Firstly, the metsha practice itself may persuade both outsiders and insiders to think that the practice is consensual since it is defined by some informants as ‘playing’. Secondly, the dynamics around it may suggest that individuals widely accepted it because traditional Xhosa socially accepted it as a chaste behaviour as abstinence is. However, the victims of forced metsha narrated a sense of fear as a result of the violence that they experienced. The forced metsha victims, as a result, were never compensated nor were the perpetrators punished for that. 114

The fourth chapter is titled ‘The “wrong” consequences of sex, sex without consent, incest and abortion cases’. This chapter includes themes which define the bulk of the work on sexualities in South Africa and Eastern Cape. Historically sexual practices amongst the Xhosa were quite open, regulated through sanctions which prevent undesired consequences. The title refers to the fact that Sex amongst the Xhosa can be wrong and therefore yields wrong consequences. For example, pre- marital sex is not forbidden in traditional Xhosa culture. The only thing wrong about it is if unmarried people have the wrong kind of pre-marital sex (full sexual intercourse) and not metsha (right sex). Sex can also be wrong if it is violent, incestuous or beyond established sanctions of fertility control. In this chapter, I have looked at individuals who give their views, experiences and stories of ‘wrong sex’, including the consequences thereof. The inaccessibility of support systems (family planning services, inadequate employment and opportunities) in the face of massive social changes resulted in a revolving cycle of perceived ‘waywardness and immorality’ of Black women. The coercive legislation that forced Black people into controlled compounds or locations led to spiralling issues of over-crowdedness and ‘immorality’. All these factors were evidence of structural deficits in apartheid South Africa. It was not that Black women were problematic; it is because they held a marginal position in society (even before colonisation) that they were vulnerable to sexual assault and other problems. Underneath these topics, is a broad discussion of the impact of colonial and ‘customary’ law, the impact of changing masculinities and the double standards around rape in South Africa.
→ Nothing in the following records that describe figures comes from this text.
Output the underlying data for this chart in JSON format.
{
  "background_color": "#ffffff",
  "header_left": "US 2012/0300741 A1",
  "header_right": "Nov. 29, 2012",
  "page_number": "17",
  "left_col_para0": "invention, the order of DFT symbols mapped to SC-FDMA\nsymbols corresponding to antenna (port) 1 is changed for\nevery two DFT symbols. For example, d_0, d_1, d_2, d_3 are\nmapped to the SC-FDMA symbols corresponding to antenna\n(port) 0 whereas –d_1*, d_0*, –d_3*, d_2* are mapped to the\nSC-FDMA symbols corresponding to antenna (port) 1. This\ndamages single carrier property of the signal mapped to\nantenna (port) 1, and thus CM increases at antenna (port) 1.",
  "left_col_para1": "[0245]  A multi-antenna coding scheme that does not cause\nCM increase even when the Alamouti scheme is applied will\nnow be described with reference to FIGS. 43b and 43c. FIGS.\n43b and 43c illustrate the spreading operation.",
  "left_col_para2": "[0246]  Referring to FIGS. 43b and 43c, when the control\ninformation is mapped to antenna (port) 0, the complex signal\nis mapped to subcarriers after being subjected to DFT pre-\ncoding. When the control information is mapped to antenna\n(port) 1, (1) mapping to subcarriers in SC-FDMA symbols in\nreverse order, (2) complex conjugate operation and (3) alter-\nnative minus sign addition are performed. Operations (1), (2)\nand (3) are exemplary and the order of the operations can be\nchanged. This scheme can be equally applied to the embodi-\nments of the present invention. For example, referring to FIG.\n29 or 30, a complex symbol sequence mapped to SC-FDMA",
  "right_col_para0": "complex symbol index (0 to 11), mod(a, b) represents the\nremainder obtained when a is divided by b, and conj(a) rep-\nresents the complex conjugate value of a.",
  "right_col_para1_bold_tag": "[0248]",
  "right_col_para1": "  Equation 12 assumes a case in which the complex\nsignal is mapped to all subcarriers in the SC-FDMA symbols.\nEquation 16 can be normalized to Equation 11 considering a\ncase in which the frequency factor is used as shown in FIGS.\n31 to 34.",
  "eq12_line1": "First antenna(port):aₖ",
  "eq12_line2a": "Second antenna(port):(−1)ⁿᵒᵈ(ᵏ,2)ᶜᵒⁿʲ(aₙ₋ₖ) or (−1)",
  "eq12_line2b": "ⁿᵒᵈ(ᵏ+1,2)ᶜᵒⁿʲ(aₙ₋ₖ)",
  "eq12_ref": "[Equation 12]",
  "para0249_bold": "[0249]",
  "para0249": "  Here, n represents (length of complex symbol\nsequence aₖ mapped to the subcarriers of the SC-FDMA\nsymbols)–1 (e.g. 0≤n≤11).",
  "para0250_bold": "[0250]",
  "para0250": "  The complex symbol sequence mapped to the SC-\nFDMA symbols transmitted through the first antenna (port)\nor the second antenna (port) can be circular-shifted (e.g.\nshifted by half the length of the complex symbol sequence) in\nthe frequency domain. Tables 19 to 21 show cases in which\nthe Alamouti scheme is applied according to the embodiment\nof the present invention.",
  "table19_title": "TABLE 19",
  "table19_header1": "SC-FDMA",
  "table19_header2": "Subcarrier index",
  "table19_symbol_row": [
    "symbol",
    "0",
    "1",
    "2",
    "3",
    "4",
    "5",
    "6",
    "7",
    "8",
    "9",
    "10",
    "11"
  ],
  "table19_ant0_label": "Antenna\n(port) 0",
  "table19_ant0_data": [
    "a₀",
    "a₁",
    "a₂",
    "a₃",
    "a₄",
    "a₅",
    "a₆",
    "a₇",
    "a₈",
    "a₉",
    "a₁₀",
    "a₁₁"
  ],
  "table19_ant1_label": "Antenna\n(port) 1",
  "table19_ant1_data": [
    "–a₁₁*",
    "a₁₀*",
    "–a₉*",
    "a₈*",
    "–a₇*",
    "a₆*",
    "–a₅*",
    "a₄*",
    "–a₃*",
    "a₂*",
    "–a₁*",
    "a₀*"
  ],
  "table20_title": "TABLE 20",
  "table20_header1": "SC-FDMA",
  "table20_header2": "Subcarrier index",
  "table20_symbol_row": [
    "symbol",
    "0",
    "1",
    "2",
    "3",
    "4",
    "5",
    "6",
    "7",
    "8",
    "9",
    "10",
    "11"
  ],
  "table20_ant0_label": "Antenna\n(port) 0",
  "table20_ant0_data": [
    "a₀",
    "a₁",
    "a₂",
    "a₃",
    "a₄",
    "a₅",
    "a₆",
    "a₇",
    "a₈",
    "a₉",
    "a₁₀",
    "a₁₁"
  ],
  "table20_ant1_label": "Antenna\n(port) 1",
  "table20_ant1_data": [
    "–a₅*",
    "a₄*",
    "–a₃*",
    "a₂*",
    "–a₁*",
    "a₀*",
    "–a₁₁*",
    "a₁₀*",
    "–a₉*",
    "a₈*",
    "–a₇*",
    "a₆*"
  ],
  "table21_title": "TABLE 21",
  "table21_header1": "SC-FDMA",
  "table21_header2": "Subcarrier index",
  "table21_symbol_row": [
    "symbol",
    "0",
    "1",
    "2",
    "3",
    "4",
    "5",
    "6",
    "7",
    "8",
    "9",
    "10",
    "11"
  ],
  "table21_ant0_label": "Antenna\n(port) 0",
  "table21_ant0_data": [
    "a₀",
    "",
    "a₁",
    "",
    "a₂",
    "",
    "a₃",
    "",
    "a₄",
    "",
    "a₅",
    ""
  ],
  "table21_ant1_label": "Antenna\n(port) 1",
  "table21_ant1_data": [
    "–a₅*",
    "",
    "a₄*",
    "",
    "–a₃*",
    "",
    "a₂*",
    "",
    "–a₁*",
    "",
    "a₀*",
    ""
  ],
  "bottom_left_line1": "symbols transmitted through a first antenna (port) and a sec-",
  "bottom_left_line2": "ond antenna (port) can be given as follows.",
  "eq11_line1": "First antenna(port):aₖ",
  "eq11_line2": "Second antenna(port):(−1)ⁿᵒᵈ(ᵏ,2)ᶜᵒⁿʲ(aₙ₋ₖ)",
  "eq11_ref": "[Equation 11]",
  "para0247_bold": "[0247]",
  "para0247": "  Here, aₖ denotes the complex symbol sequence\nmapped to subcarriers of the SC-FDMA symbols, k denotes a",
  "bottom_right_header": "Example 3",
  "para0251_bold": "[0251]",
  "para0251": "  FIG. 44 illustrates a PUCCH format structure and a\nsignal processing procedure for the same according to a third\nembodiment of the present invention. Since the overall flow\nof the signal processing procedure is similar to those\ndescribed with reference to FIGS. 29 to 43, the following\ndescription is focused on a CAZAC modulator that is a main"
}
The last chapter of this thesis is titled ‘Xhosa Marriages’. As the final topic in the discussion on Xhosa relationships, this chapter focuses on the nature of marriages in the Eastern Cape. Most of the interviews refer to the definition of what marriage ‘should’ look like, including the rules and the customs surrounding Xhosa marriages. Again, these interviews reveal the imagined and reinterpreted world concerning their livelihood. Another significant aspect of this topic is customary law. Although there were no interviews which reveal a detail about customary law, this factor is significant because it highlights the impact that colonisation had on the Eastern Cape and other Black groups. This impact revealed the ‘constructed’ nature of customary law in governing the Black people. Marriage is an interesting site to examine gendered customs because, from youth, Xhosa people constructed their whole identity around marriage. This is evident from moral codes for virginity safeguarding. The impact of colonization and conversion to Christianity restricted the family system of the Xhosa and created variations and different family systems. It is argued that “African converts, numerous in the nineteenth century Eastern Cape, integrated these different models of the family in a variety of ways, with some renouncing polygyny and embracing a version

115 of British domesticity, and others formulating new defenses of polygyny.1 This is significant because it highlights how conversion to Christianity changed and challenged the Black family life, including marriage. In this chapter, I have revealed how amidst these changes, people in Both Red and School groups define and reinterpret their interpersonal relationships.